Buyük kulelerí birleştiren çevirme duvarlarının kuzeyden güneye uzunluğu 250, doğudan batıya uzunluğu ise 125 metre. Güneye bakan kulenin yakınında, cephane ve erzak mahzenlerine giden yolların ucunda, iki gizli kapı var.

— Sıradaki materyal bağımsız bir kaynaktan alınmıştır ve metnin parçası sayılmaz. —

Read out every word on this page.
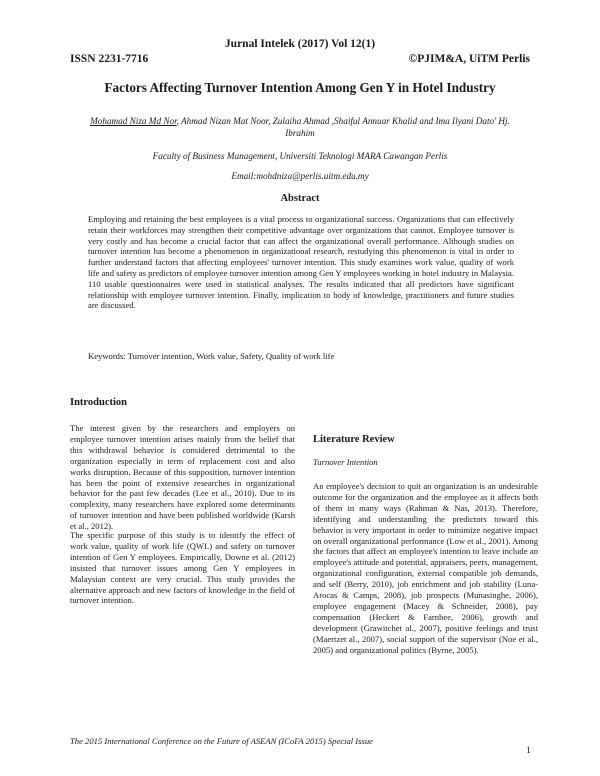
Jurnal Intelek (2017) Vol 12(1)
ISSN 2231-7716	©PJIM&A, UiTM Perlis
Factors Affecting Turnover Intention Among Gen Y in Hotel Industry
Mohamad Niza Md Nor, Ahmad Nizan Mat Noor, Zulaiha Ahmad ,Shaiful Annuar Khalid and Ima Ilyani Dato' Hj. Ibrahim
Faculty of Business Management, Universiti Teknologi MARA Cawangan Perlis
Email:mohdniza@perlis.uitm.edu.my
Abstract
Employing and retaining the best employees is a vital process to organizational success. Organizations that can effectively retain their workforces may strengthen their competitive advantage over organizations that cannot. Employee turnover is very costly and has become a crucial factor that can affect the organizational overall performance. Although studies on turnover intention has become a phenomenon in organizational research, restudying this phenomenon is vital in order to further understand factors that affecting employees' turnover intention. This study examines work value, quality of work life and safety as predictors of employee turnover intention among Gen Y employees working in hotel industry in Malaysia. 110 usable questionnaires were used in statistical analyses. The results indicated that all predictors have significant relationship with employee turnover intention. Finally, implication to body of knowledge, practitioners and future studies are discussed.
Keywords: Turnover intention, Work value, Safety, Quality of work life
Introduction
The interest given by the researchers and employers on employee turnover intention arises mainly from the belief that this withdrawal behavior is considered detrimental to the organization especially in term of replacement cost and also works disruption. Because of this supposition, turnover intention has been the point of extensive researches in organizational behavior for the past few decades (Lee et al., 2010). Due to its complexity, many researchers have explored some determinants of turnover intention and have been published worldwide (Karsh et al., 2012).
The specific purpose of this study is to identify the effect of work value, quality of work life (QWL) and safety on turnover intention of Gen Y employees. Empirically, Downe et al. (2012) insisted that turnover issues among Gen Y employees in Malaysian context are very crucial. This study provides the alternative approach and new factors of knowledge in the field of turnover intention.
Literature Review
Turnover Intention
An employee's decision to quit an organization is an undesirable outcome for the organization and the employee as it affects both of them in many ways (Rahman & Nas, 2013). Therefore, identifying and understanding the predictors toward this behavior is very important in order to minimize negative impact on overall organizational performance (Low et al., 2001). Among the factors that affect an employee's intention to leave include an employee's attitude and potential, appraisers, peers, management, organizational configuration, external compatible job demands, and self (Berry, 2010), job enrichment and job stability (Luna-Arocas & Camps, 2008), job prospects (Munasinghe, 2006), employee engagement (Macey & Schneider, 2008), pay compensation (Heckert & Farnbee, 2006), growth and development (Grawitchet al., 2007), positive feelings and trust (Maertzet al., 2007), social support of the supervisor (Noe et al., 2005) and organizational politics (Byrne, 2005).
The 2015 International Conference on the Future of ASEAN (ICoFA 2015) Special Issue
1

Hisar, yukarıdan bütünü ile seyredildiği zaman eski yazı ile `Muhammed ismi okunuyor. Fatih Sultan Mehmed, istanbul'a ilk mührünü, ismini kale ile yazmak suretiyle vurmuştur.
Boğaz geçişini kestiği için Fatih tarafından BOĞAZKESEN adı verilen hisara, daha sonra Rumeli Hisarı deniyor. Anadolu yakasındaki GÜZELCEHÌSAR da Anadolu Hisarı adını alıyor.